(c) Mike Krause / Land schafft Verbindung Sachsen

Demo in Koblenz: Landwirte protestieren Seite an Seite

In Koblenz fand vom 30.8. bis 1.9. eine EU-Agrarministerkonferenz statt. Dafür hat Landwirtschaftministerin Julia Klöckner für ein informelles Treffen ins Rheinland geladen. Auch viele Landwirte sind zu verschiedenen Demos in Koblenz angereist.
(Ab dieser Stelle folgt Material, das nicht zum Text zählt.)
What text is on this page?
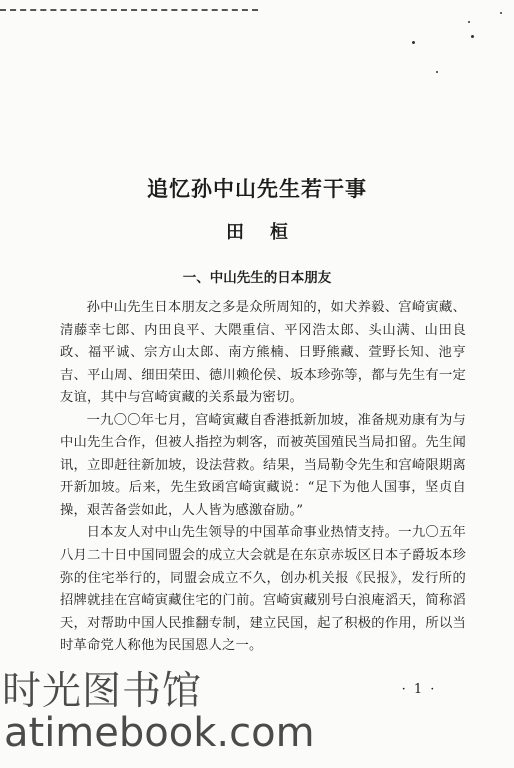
追忆孙中山先生若干事
田桓
一、中山先生的日本朋友

孙中山先生日本朋友之多是众所周知的，如犬养毅、宫崎寅藏、清藤幸七郎、内田良平、大隈重信、平冈浩太郎、头山满、山田良政、福平诚、宗方山太郎、南方熊楠、日野熊藏、萱野长知、池亨吉、平山周、细田荣田、德川赖伦侯、坂本珍弥等，都与先生有一定友谊，其中与宫崎寅藏的关系最为密切。

一九〇〇年七月，宫崎寅藏自香港抵新加坡，准备规劝康有为与中山先生合作，但被人指控为刺客，而被英国殖民当局扣留。先生闻讯，立即赶往新加坡，设法营救。结果，当局勒令先生和宫崎限期离开新加坡。后来，先生致函宫崎寅藏说：“足下为他人国事，坚贞自操，艰苦备尝如此，人人皆为感激奋励。”

日本友人对中山先生领导的中国革命事业热情支持。一九〇五年八月二十日中国同盟会的成立大会就是在东京赤坂区日本子爵坂本珍弥的住宅举行的，同盟会成立不久，创办机关报《民报》，发行所的招牌就挂在宫崎寅藏住宅的门前。宫崎寅藏别号白浪庵滔天，简称滔天，对帮助中国人民推翻专制，建立民国，起了积极的作用，所以当时革命党人称他为民国恩人之一。

· 1 ·
时光图书馆
atimebook.com
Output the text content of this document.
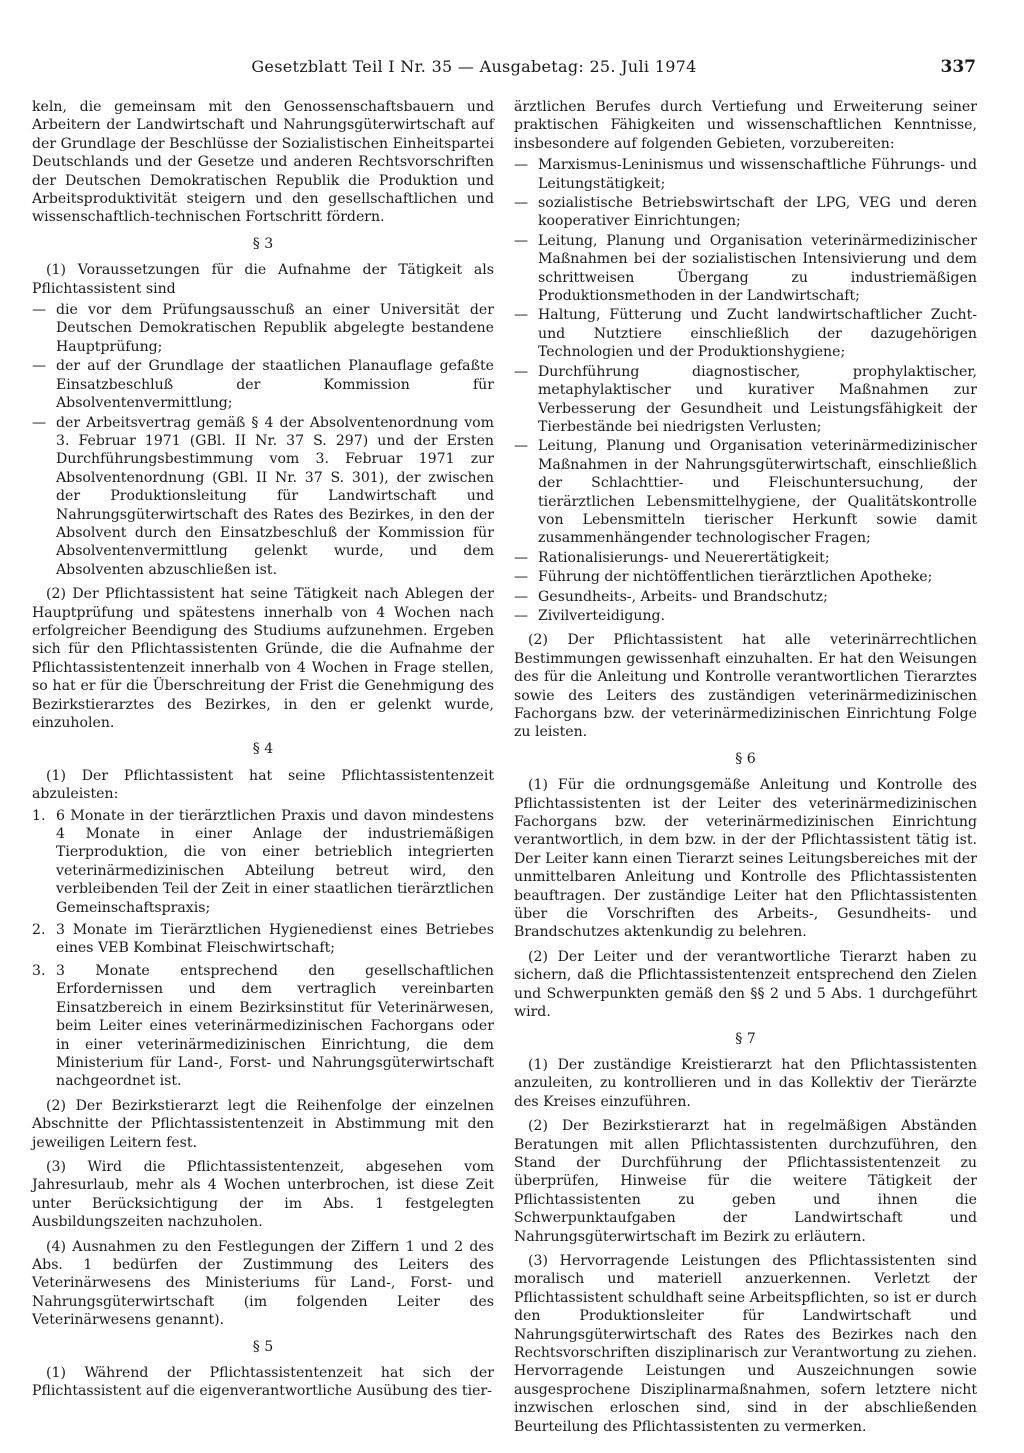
Gesetzblatt Teil I Nr. 35 — Ausgabetag: 25. Juli 1974	337

keln, die gemeinsam mit den Genossenschaftsbauern und Arbeitern der Landwirtschaft und Nahrungsgüterwirtschaft auf der Grundlage der Beschlüsse der Sozialistischen Einheitspartei Deutschlands und der Gesetze und anderen Rechtsvorschriften der Deutschen Demokratischen Republik die Produktion und Arbeitsproduktivität steigern und den gesellschaftlichen und wissenschaftlich-technischen Fortschritt fördern.

§ 3

(1) Voraussetzungen für die Aufnahme der Tätigkeit als Pflichtassistent sind

— die vor dem Prüfungsausschuß an einer Universität der Deutschen Demokratischen Republik abgelegte bestandene Hauptprüfung;
— der auf der Grundlage der staatlichen Planauflage gefaßte Einsatzbeschluß der Kommission für Absolventenvermittlung;
— der Arbeitsvertrag gemäß § 4 der Absolventenordnung vom 3. Februar 1971 (GBl. II Nr. 37 S. 297) und der Ersten Durchführungsbestimmung vom 3. Februar 1971 zur Absolventenordnung (GBl. II Nr. 37 S. 301), der zwischen der Produktionsleitung für Landwirtschaft und Nahrungsgüterwirtschaft des Rates des Bezirkes, in den der Absolvent durch den Einsatzbeschluß der Kommission für Absolventenvermittlung gelenkt wurde, und dem Absolventen abzuschließen ist.

(2) Der Pflichtassistent hat seine Tätigkeit nach Ablegen der Hauptprüfung und spätestens innerhalb von 4 Wochen nach erfolgreicher Beendigung des Studiums aufzunehmen. Ergeben sich für den Pflichtassistenten Gründe, die die Aufnahme der Pflichtassistentenzeit innerhalb von 4 Wochen in Frage stellen, so hat er für die Überschreitung der Frist die Genehmigung des Bezirkstierarztes des Bezirkes, in den er gelenkt wurde, einzuholen.

§ 4

(1) Der Pflichtassistent hat seine Pflichtassistentenzeit abzuleisten:

1. 6 Monate in der tierärztlichen Praxis und davon mindestens 4 Monate in einer Anlage der industriemäßigen Tierproduktion, die von einer betrieblich integrierten veterinärmedizinischen Abteilung betreut wird, den verbleibenden Teil der Zeit in einer staatlichen tierärztlichen Gemeinschaftspraxis;
2. 3 Monate im Tierärztlichen Hygienedienst eines Betriebes eines VEB Kombinat Fleischwirtschaft;
3. 3 Monate entsprechend den gesellschaftlichen Erfordernissen und dem vertraglich vereinbarten Einsatzbereich in einem Bezirksinstitut für Veterinärwesen, beim Leiter eines veterinärmedizinischen Fachorgans oder in einer veterinärmedizinischen Einrichtung, die dem Ministerium für Land-, Forst- und Nahrungsgüterwirtschaft nachgeordnet ist.

(2) Der Bezirkstierarzt legt die Reihenfolge der einzelnen Abschnitte der Pflichtassistentenzeit in Abstimmung mit den jeweiligen Leitern fest.

(3) Wird die Pflichtassistentenzeit, abgesehen vom Jahresurlaub, mehr als 4 Wochen unterbrochen, ist diese Zeit unter Berücksichtigung der im Abs. 1 festgelegten Ausbildungszeiten nachzuholen.

(4) Ausnahmen zu den Festlegungen der Ziffern 1 und 2 des Abs. 1 bedürfen der Zustimmung des Leiters des Veterinärwesens des Ministeriums für Land-, Forst- und Nahrungsgüterwirtschaft (im folgenden Leiter des Veterinärwesens genannt).

§ 5

(1) Während der Pflichtassistentenzeit hat sich der Pflichtassistent auf die eigenverantwortliche Ausübung des tier-

ärztlichen Berufes durch Vertiefung und Erweiterung seiner praktischen Fähigkeiten und wissenschaftlichen Kenntnisse, insbesondere auf folgenden Gebieten, vorzubereiten:

— Marxismus-Leninismus und wissenschaftliche Führungs- und Leitungstätigkeit;
— sozialistische Betriebswirtschaft der LPG, VEG und deren kooperativer Einrichtungen;
— Leitung, Planung und Organisation veterinärmedizinischer Maßnahmen bei der sozialistischen Intensivierung und dem schrittweisen Übergang zu industriemäßigen Produktionsmethoden in der Landwirtschaft;
— Haltung, Fütterung und Zucht landwirtschaftlicher Zucht- und Nutztiere einschließlich der dazugehörigen Technologien und der Produktionshygiene;
— Durchführung diagnostischer, prophylaktischer, metaphylaktischer und kurativer Maßnahmen zur Verbesserung der Gesundheit und Leistungsfähigkeit der Tierbestände bei niedrigsten Verlusten;
— Leitung, Planung und Organisation veterinärmedizinischer Maßnahmen in der Nahrungsgüterwirtschaft, einschließlich der Schlachttier- und Fleischuntersuchung, der tierärztlichen Lebensmittelhygiene, der Qualitätskontrolle von Lebensmitteln tierischer Herkunft sowie damit zusammenhängender technologischer Fragen;
— Rationalisierungs- und Neuerertätigkeit;
— Führung der nichtöffentlichen tierärztlichen Apotheke;
— Gesundheits-, Arbeits- und Brandschutz;
— Zivilverteidigung.

(2) Der Pflichtassistent hat alle veterinärrechtlichen Bestimmungen gewissenhaft einzuhalten. Er hat den Weisungen des für die Anleitung und Kontrolle verantwortlichen Tierarztes sowie des Leiters des zuständigen veterinärmedizinischen Fachorgans bzw. der veterinärmedizinischen Einrichtung Folge zu leisten.

§ 6

(1) Für die ordnungsgemäße Anleitung und Kontrolle des Pflichtassistenten ist der Leiter des veterinärmedizinischen Fachorgans bzw. der veterinärmedizinischen Einrichtung verantwortlich, in dem bzw. in der der Pflichtassistent tätig ist. Der Leiter kann einen Tierarzt seines Leitungsbereiches mit der unmittelbaren Anleitung und Kontrolle des Pflichtassistenten beauftragen. Der zuständige Leiter hat den Pflichtassistenten über die Vorschriften des Arbeits-, Gesundheits- und Brandschutzes aktenkundig zu belehren.

(2) Der Leiter und der verantwortliche Tierarzt haben zu sichern, daß die Pflichtassistentenzeit entsprechend den Zielen und Schwerpunkten gemäß den §§ 2 und 5 Abs. 1 durchgeführt wird.

§ 7

(1) Der zuständige Kreistierarzt hat den Pflichtassistenten anzuleiten, zu kontrollieren und in das Kollektiv der Tierärzte des Kreises einzuführen.

(2) Der Bezirkstierarzt hat in regelmäßigen Abständen Beratungen mit allen Pflichtassistenten durchzuführen, den Stand der Durchführung der Pflichtassistentenzeit zu überprüfen, Hinweise für die weitere Tätigkeit der Pflichtassistenten zu geben und ihnen die Schwerpunktaufgaben der Landwirtschaft und Nahrungsgüterwirtschaft im Bezirk zu erläutern.

(3) Hervorragende Leistungen des Pflichtassistenten sind moralisch und materiell anzuerkennen. Verletzt der Pflichtassistent schuldhaft seine Arbeitspflichten, so ist er durch den Produktionsleiter für Landwirtschaft und Nahrungsgüterwirtschaft des Rates des Bezirkes nach den Rechtsvorschriften disziplinarisch zur Verantwortung zu ziehen. Hervorragende Leistungen und Auszeichnungen sowie ausgesprochene Disziplinarmaßnahmen, sofern letztere nicht inzwischen erloschen sind, sind in der abschließenden Beurteilung des Pflichtassistenten zu vermerken.
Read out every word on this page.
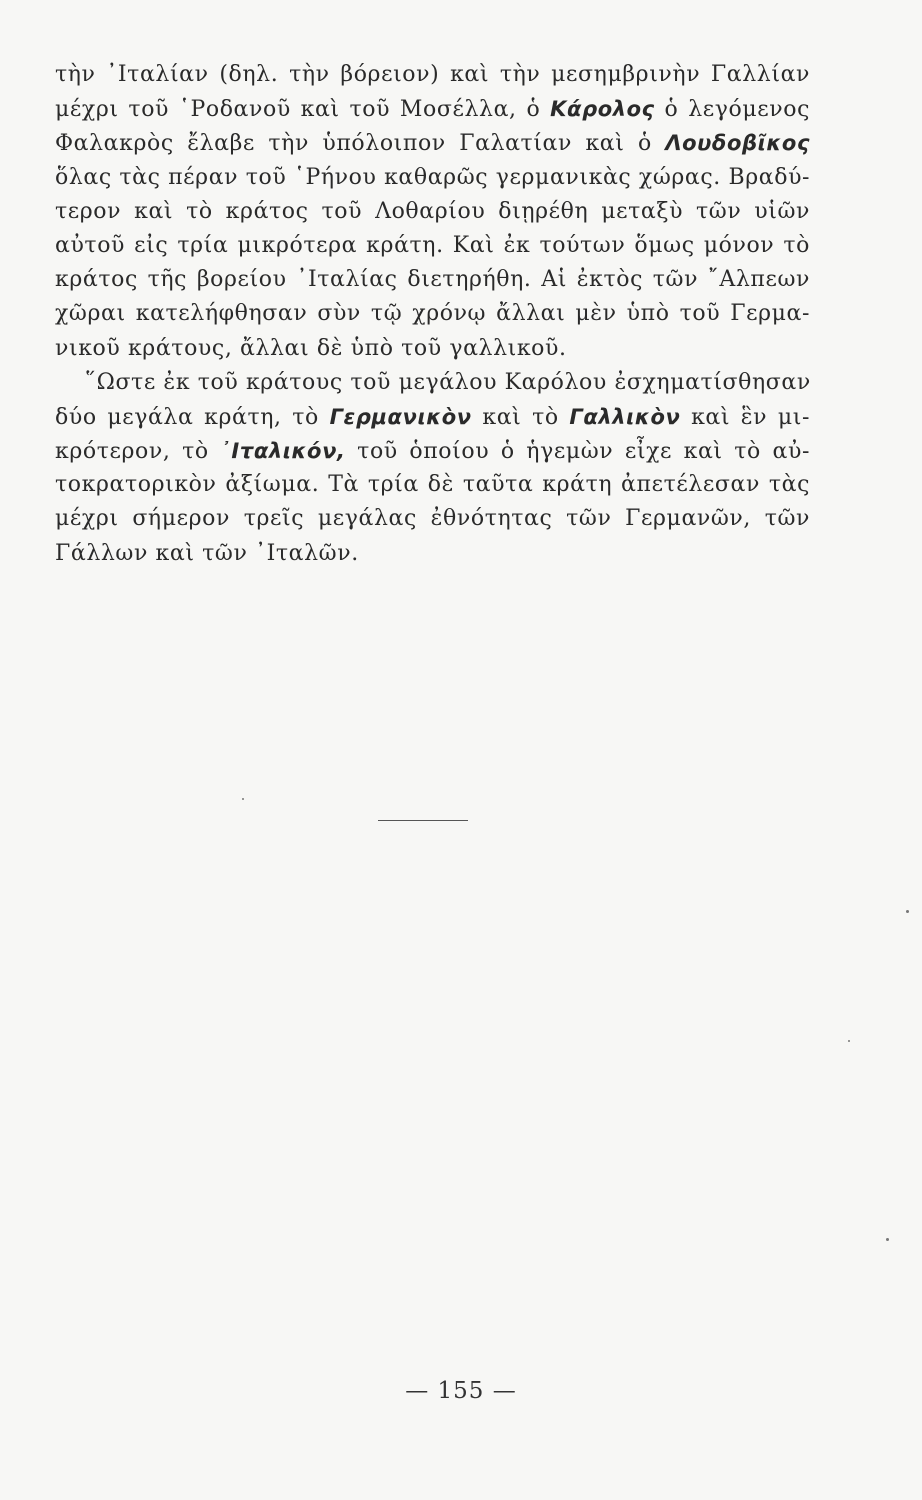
τὴν ᾿Ιταλίαν (δηλ. τὴν βόρειον) καὶ τὴν μεσημβρινὴν Γαλλίαν
μέχρι τοῦ ῾Ροδανοῦ καὶ τοῦ Μοσέλλα, ὁ Κάρολος ὁ λεγόμενος
Φαλακρὸς ἔλαβε τὴν ὑπόλοιπον Γαλατίαν καὶ ὁ Λουδοβῖκος
ὅλας τὰς πέραν τοῦ ῾Ρήνου καθαρῶς γερμανικὰς χώρας. Βραδύ-
τερον καὶ τὸ κράτος τοῦ Λοθαρίου διῃρέθη μεταξὺ τῶν υἱῶν
αὐτοῦ εἰς τρία μικρότερα κράτη. Καὶ ἐκ τούτων ὅμως μόνον τὸ
κράτος τῆς βορείου ᾿Ιταλίας διετηρήθη. Αἱ ἐκτὸς τῶν ῎Αλπεων
χῶραι κατελήφθησαν σὺν τῷ χρόνῳ ἄλλαι μὲν ὑπὸ τοῦ Γερμα-
νικοῦ κράτους, ἄλλαι δὲ ὑπὸ τοῦ γαλλικοῦ.
῞Ωστε ἐκ τοῦ κράτους τοῦ μεγάλου Καρόλου ἐσχηματίσθησαν
δύο μεγάλα κράτη, τὸ Γερμανικὸν καὶ τὸ Γαλλικὸν καὶ ἓν μι-
κρότερον, τὸ ᾿Ιταλικόν, τοῦ ὁποίου ὁ ἡγεμὼν εἶχε καὶ τὸ αὐ-
τοκρατορικὸν ἀξίωμα. Τὰ τρία δὲ ταῦτα κράτη ἀπετέλεσαν τὰς
μέχρι σήμερον τρεῖς μεγάλας ἐθνότητας τῶν Γερμανῶν, τῶν
Γάλλων καὶ τῶν ᾿Ιταλῶν.
— 155 —
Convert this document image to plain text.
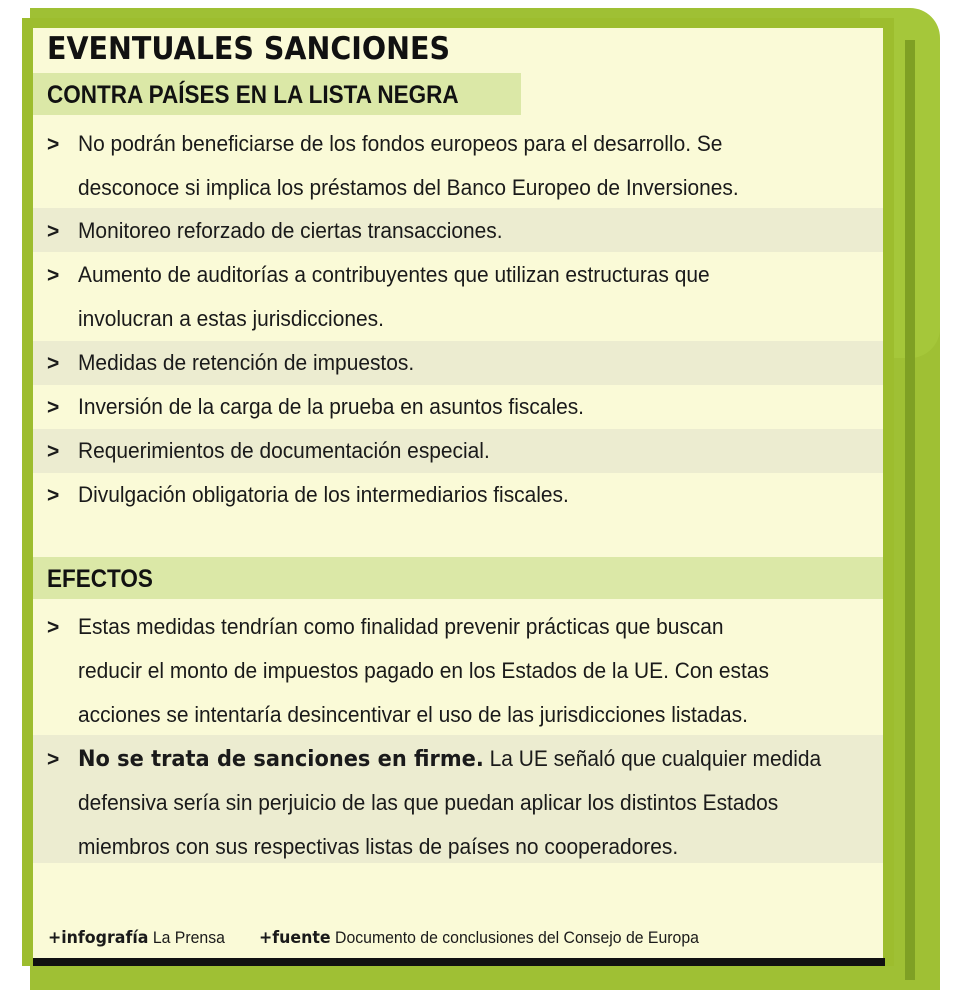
EVENTUALES SANCIONES
CONTRA PAÍSES EN LA LISTA NEGRA
> No podrán beneficiarse de los fondos europeos para el desarrollo. Se
desconoce si implica los préstamos del Banco Europeo de Inversiones.
> Monitoreo reforzado de ciertas transacciones.
> Aumento de auditorías a contribuyentes que utilizan estructuras que
involucran a estas jurisdicciones.
> Medidas de retención de impuestos.
> Inversión de la carga de la prueba en asuntos fiscales.
> Requerimientos de documentación especial.
> Divulgación obligatoria de los intermediarios fiscales.
EFECTOS
> Estas medidas tendrían como finalidad prevenir prácticas que buscan
reducir el monto de impuestos pagado en los Estados de la UE. Con estas
acciones se intentaría desincentivar el uso de las jurisdicciones listadas.
> No se trata de sanciones en firme. La UE señaló que cualquier medida
defensiva sería sin perjuicio de las que puedan aplicar los distintos Estados
miembros con sus respectivas listas de países no cooperadores.
+infografía La Prensa +fuente Documento de conclusiones del Consejo de Europa
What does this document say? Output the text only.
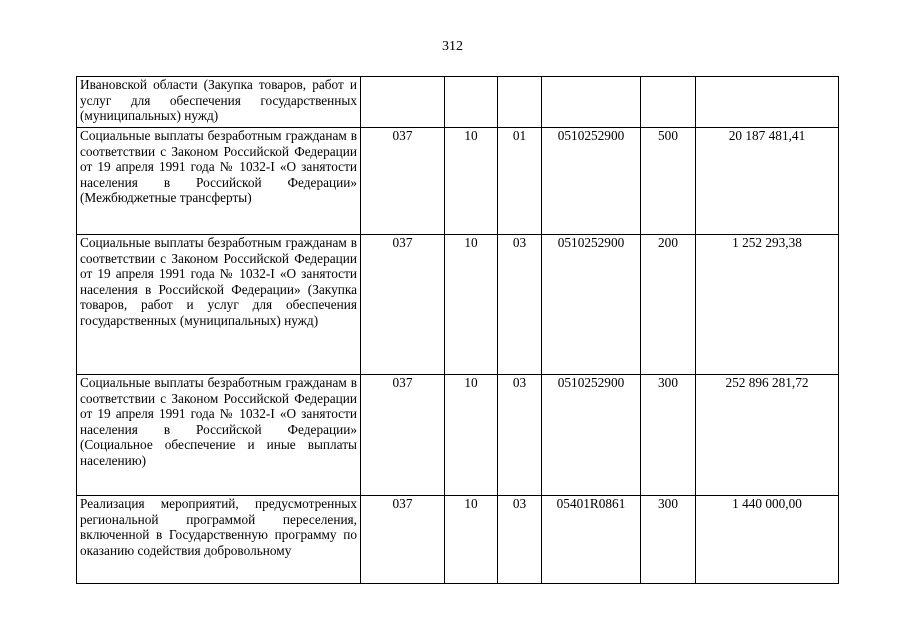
312
Ивановской области (Закупка товаров, работ и услуг для обеспечения государственных (муниципальных) нужд)						
Социальные выплаты безработным гражданам в соответствии с Законом Российской Федерации от 19 апреля 1991 года № 1032-I «О занятости населения в Российской Федерации» (Межбюджетные трансферты)	037	10	01	0510252900	500	20 187 481,41
Социальные выплаты безработным гражданам в соответствии с Законом Российской Федерации от 19 апреля 1991 года № 1032-I «О занятости населения в Российской Федерации» (Закупка товаров, работ и услуг для обеспечения государственных (муниципальных) нужд)	037	10	03	0510252900	200	1 252 293,38
Социальные выплаты безработным гражданам в соответствии с Законом Российской Федерации от 19 апреля 1991 года № 1032-I «О занятости населения в Российской Федерации» (Социальное обеспечение и иные выплаты населению)	037	10	03	0510252900	300	252 896 281,72
Реализация мероприятий, предусмотренных региональной программой переселения, включенной в Государственную программу по оказанию содействия добровольному	037	10	03	05401R0861	300	1 440 000,00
„Am Ende geht s immer darum, dass wir gemeinsam Kompromisse finden.“ So schließt Bundeslandwirtschaftsministerin Julia Klöckner ihr Videostatement zum informellen Treffen der EU-Agrarministerinnen und -minister vom 30. August bis zum 1. September 2020. Die aktuelle Deutsche EU-Ratspräsidentschaft, die für ein halbes Jahr und noch bis zum 31. Dezember 2020 läuft, bildet den Rahmen des informellen Treffens der europäischen Agrarpolitiker.

Die Kernthemen sind unter Anderem die Lehren aus der Corona-Pandemie für die Landwirtschaft, die Sicherung einer zukunftsfähigen Land- und Ernährungswirtschaft sowie die Themen Regionalität, Tierwohl bzw. Tierschutz und Umweltschutz.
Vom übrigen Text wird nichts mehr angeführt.